Author's Conclusions

  • The authors conclude that treatment with limited margin radiotherapy provides favorable local control in Ewing’s sarcoma, even for large tumors.
  • They note that the outcomes of this method of planning and delivering radiotherapy involve use of MR-based planning, and that further investigation in the setting of a large, prospective study is warranted.

Clinical/Scientific Implications

  • Much work in the field of pediatric radiotherapy has focused on reduction of radiation dose and volume.
  • Reducing delivery of radiation to pediatric tissue has potential to reduce risk of second malignant neoplasm, and to preserve function, both factors which may be particularly important in the Ewing’s sarcoma population.
  • In parallel with work seeking to reduce radiation volume and dose needed to treat pediatric malignancies, work in both adult and pediatric sarcomas has sought to move away from a paradigm of radical surgery and towards function-preserving surgery in combination with radiotherapy and chemotherapy.

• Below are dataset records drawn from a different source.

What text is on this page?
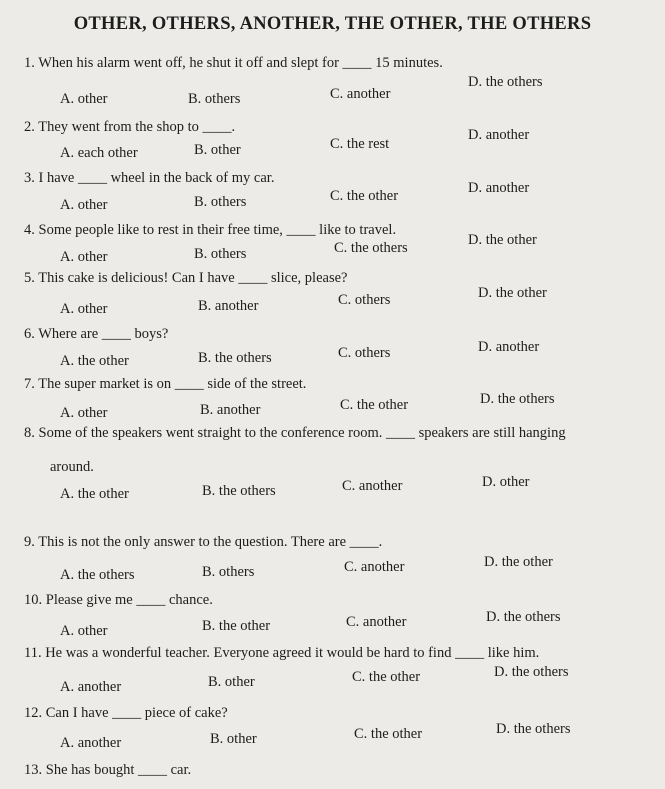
OTHER, OTHERS, ANOTHER, THE OTHER, THE OTHERS
1. When his alarm went off, he shut it off and slept for ____ 15 minutes.
A. other	B. others	C. another
D. the others
2. They went from the shop to ____.
A. each other	B. other	C. the rest
D. another
3. I have ____ wheel in the back of my car.
A. other	B. others	C. the other	D. another
4. Some people like to rest in their free time, ____ like to travel.
A. other	B. others	C. the others	D. the other
5. This cake is delicious! Can I have ____ slice, please?
A. other	B. another	C. others	D. the other
6. Where are ____ boys?
A. the other	B. the others	C. others	D. another
7. The super market is on ____ side of the street.
A. other	B. another	C. the other	D. the others
8. Some of the speakers went straight to the conference room. ____ speakers are still hanging
around.
A. the other	B. the others	C. another	D. other
9. This is not the only answer to the question. There are ____.
A. the others	B. others	C. another	D. the other
10. Please give me ____ chance.
A. other	B. the other	C. another	D. the others
11. He was a wonderful teacher. Everyone agreed it would be hard to find ____ like him.
A. another	B. other	C. the other	D. the others
12. Can I have ____ piece of cake?
A. another	B. other	C. the other	D. the others
13. She has bought ____ car.
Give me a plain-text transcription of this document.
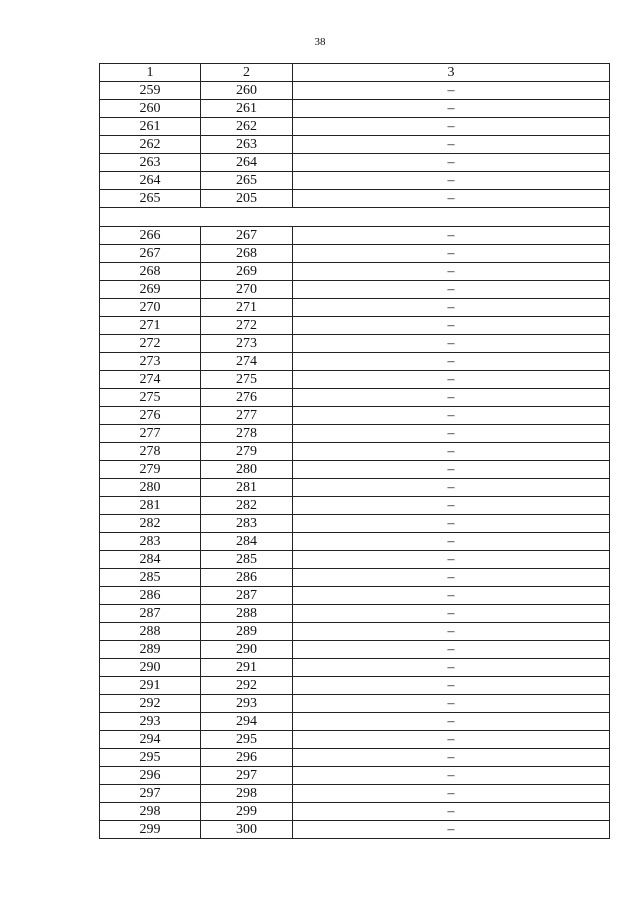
38
1	2	3
259	260	–
260	261	–
261	262	–
262	263	–
263	264	–
264	265	–
265	205	–

266	267	–
267	268	–
268	269	–
269	270	–
270	271	–
271	272	–
272	273	–
273	274	–
274	275	–
275	276	–
276	277	–
277	278	–
278	279	–
279	280	–
280	281	–
281	282	–
282	283	–
283	284	–
284	285	–
285	286	–
286	287	–
287	288	–
288	289	–
289	290	–
290	291	–
291	292	–
292	293	–
293	294	–
294	295	–
295	296	–
296	297	–
297	298	–
298	299	–
299	300	–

  • Advances in technology allow increased accuracy in radiotherapy planning and delivery – these include MRI and PET based planning, use of technologies such as IMRT and proton radiotherapy, image-guided treatment delivery, and advances in patient positioning. As we gain access to these technologies, our prior treatment paradigms must be reconsidered.
  • The authors have demonstrated through the study described above that consideration of smaller treatment margins may allow excellent local control during treatment of Ewing’s sarcoma family of tumors.

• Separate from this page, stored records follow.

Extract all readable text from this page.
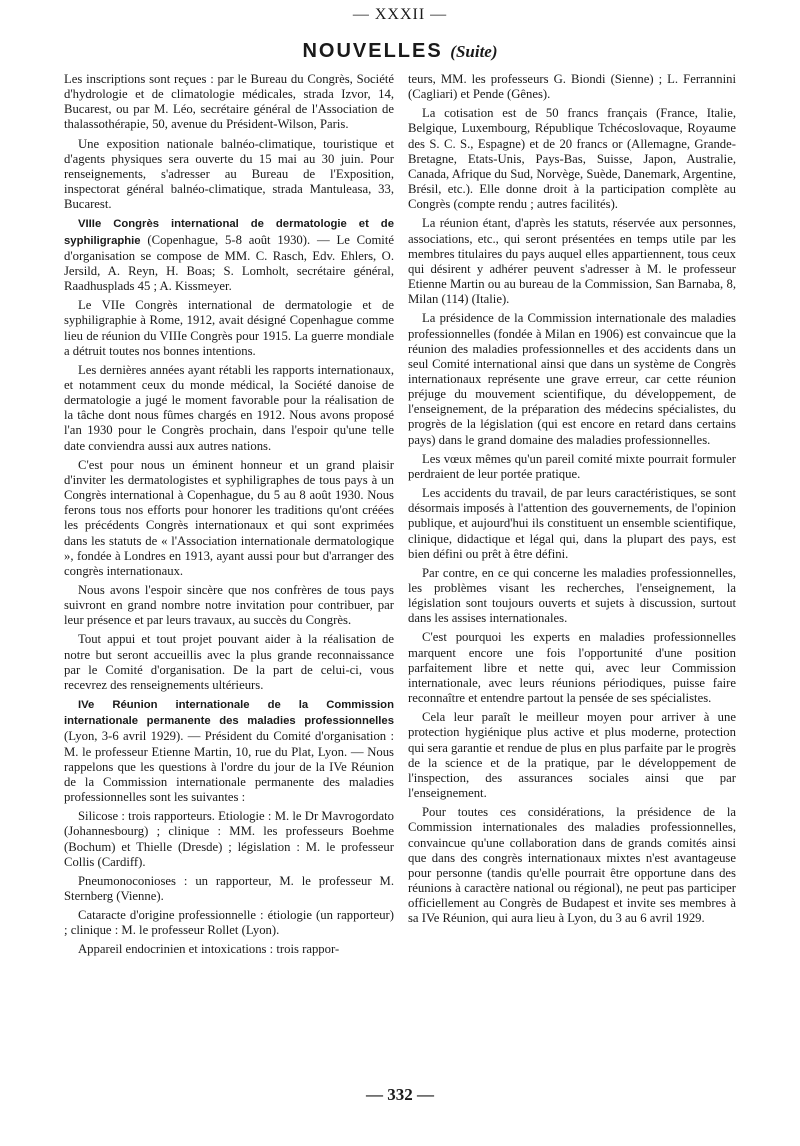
— XXXII —
NOUVELLES (Suite)

Les inscriptions sont reçues : par le Bureau du Congrès, Société d'hydrologie et de climatologie médicales, strada Izvor, 14, Bucarest, ou par M. Léo, secrétaire général de l'Association de thalassothérapie, 50, avenue du Président-Wilson, Paris.

Une exposition nationale balnéo-climatique, touristique et d'agents physiques sera ouverte du 15 mai au 30 juin. Pour renseignements, s'adresser au Bureau de l'Exposition, inspectorat général balnéo-climatique, strada Mantuleasa, 33, Bucarest.

VIIIe Congrès international de dermatologie et de syphiligraphie (Copenhague, 5-8 août 1930). — Le Comité d'organisation se compose de MM. C. Rasch, Edv. Ehlers, O. Jersild, A. Reyn, H. Boas; S. Lomholt, secrétaire général, Raadhusplads 45 ; A. Kissmeyer.

Le VIIe Congrès international de dermatologie et de syphiligraphie à Rome, 1912, avait désigné Copenhague comme lieu de réunion du VIIIe Congrès pour 1915. La guerre mondiale a détruit toutes nos bonnes intentions.

Les dernières années ayant rétabli les rapports internationaux, et notamment ceux du monde médical, la Société danoise de dermatologie a jugé le moment favorable pour la réalisation de la tâche dont nous fûmes chargés en 1912. Nous avons proposé l'an 1930 pour le Congrès prochain, dans l'espoir qu'une telle date conviendra aussi aux autres nations.

C'est pour nous un éminent honneur et un grand plaisir d'inviter les dermatologistes et syphiligraphes de tous pays à un Congrès international à Copenhague, du 5 au 8 août 1930. Nous ferons tous nos efforts pour honorer les traditions qu'ont créées les précédents Congrès internationaux et qui sont exprimées dans les statuts de « l'Association internationale dermatologique », fondée à Londres en 1913, ayant aussi pour but d'arranger des congrès internationaux.

Nous avons l'espoir sincère que nos confrères de tous pays suivront en grand nombre notre invitation pour contribuer, par leur présence et par leurs travaux, au succès du Congrès.

Tout appui et tout projet pouvant aider à la réalisation de notre but seront accueillis avec la plus grande reconnaissance par le Comité d'organisation. De la part de celui-ci, vous recevrez des renseignements ultérieurs.

IVe Réunion internationale de la Commission internationale permanente des maladies professionnelles (Lyon, 3-6 avril 1929). — Président du Comité d'organisation : M. le professeur Etienne Martin, 10, rue du Plat, Lyon. — Nous rappelons que les questions à l'ordre du jour de la IVe Réunion de la Commission internationale permanente des maladies professionnelles sont les suivantes :

Silicose : trois rapporteurs. Etiologie : M. le Dr Mavrogordato (Johannesbourg) ; clinique : MM. les professeurs Boehme (Bochum) et Thielle (Dresde) ; législation : M. le professeur Collis (Cardiff).

Pneumonoconioses : un rapporteur, M. le professeur M. Sternberg (Vienne).

Cataracte d'origine professionnelle : étiologie (un rapporteur) ; clinique : M. le professeur Rollet (Lyon).

Appareil endocrinien et intoxications : trois rappor-

teurs, MM. les professeurs G. Biondi (Sienne) ; L. Ferrannini (Cagliari) et Pende (Gênes).

La cotisation est de 50 francs français (France, Italie, Belgique, Luxembourg, République Tchécoslovaque, Royaume des S. C. S., Espagne) et de 20 francs or (Allemagne, Grande-Bretagne, Etats-Unis, Pays-Bas, Suisse, Japon, Australie, Canada, Afrique du Sud, Norvège, Suède, Danemark, Argentine, Brésil, etc.). Elle donne droit à la participation complète au Congrès (compte rendu ; autres facilités).

La réunion étant, d'après les statuts, réservée aux personnes, associations, etc., qui seront présentées en temps utile par les membres titulaires du pays auquel elles appartiennent, tous ceux qui désirent y adhérer peuvent s'adresser à M. le professeur Etienne Martin ou au bureau de la Commission, San Barnaba, 8, Milan (114) (Italie).

La présidence de la Commission internationale des maladies professionnelles (fondée à Milan en 1906) est convaincue que la réunion des maladies professionnelles et des accidents dans un seul Comité international ainsi que dans un système de Congrès internationaux représente une grave erreur, car cette réunion préjuge du mouvement scientifique, du développement, de l'enseignement, de la préparation des médecins spécialistes, du progrès de la législation (qui est encore en retard dans certains pays) dans le grand domaine des maladies professionnelles.

Les vœux mêmes qu'un pareil comité mixte pourrait formuler perdraient de leur portée pratique.

Les accidents du travail, de par leurs caractéristiques, se sont désormais imposés à l'attention des gouvernements, de l'opinion publique, et aujourd'hui ils constituent un ensemble scientifique, clinique, didactique et légal qui, dans la plupart des pays, est bien défini ou prêt à être défini.

Par contre, en ce qui concerne les maladies professionnelles, les problèmes visant les recherches, l'enseignement, la législation sont toujours ouverts et sujets à discussion, surtout dans les assises internationales.

C'est pourquoi les experts en maladies professionnelles marquent encore une fois l'opportunité d'une position parfaitement libre et nette qui, avec leur Commission internationale, avec leurs réunions périodiques, puisse faire reconnaître et entendre partout la pensée de ses spécialistes.

Cela leur paraît le meilleur moyen pour arriver à une protection hygiénique plus active et plus moderne, protection qui sera garantie et rendue de plus en plus parfaite par le progrès de la science et de la pratique, par le développement de l'inspection, des assurances sociales ainsi que par l'enseignement.

Pour toutes ces considérations, la présidence de la Commission internationales des maladies professionnelles, convaincue qu'une collaboration dans de grands comités ainsi que dans des congrès internationaux mixtes n'est avantageuse pour personne (tandis qu'elle pourrait être opportune dans des réunions à caractère national ou régional), ne peut pas participer officiellement au Congrès de Budapest et invite ses membres à sa IVe Réunion, qui aura lieu à Lyon, du 3 au 6 avril 1929.

— 332 —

  • On multivariate analysis, neither tumor size nor extent of resection were found to be prognostic factors for local failure, suggesting that use of higher radiotherapy doses for large tumors or residual tumors might to some degree compensate for large amounts of residual disease.
  • Although the work presented here is certainly hypothesis-generating, it is not definitive due to small patient numbers and a heterogeneous patient and treatment population. As the authors point out, further evaluation in the setting of a large trial would potentially be very valuable in promotion of understanding of situations in which limited margins and radiotherapy dose may be employed to spare normal tissue, as well as clinical situations requiring adaptive higher dosing to provide optimal local control.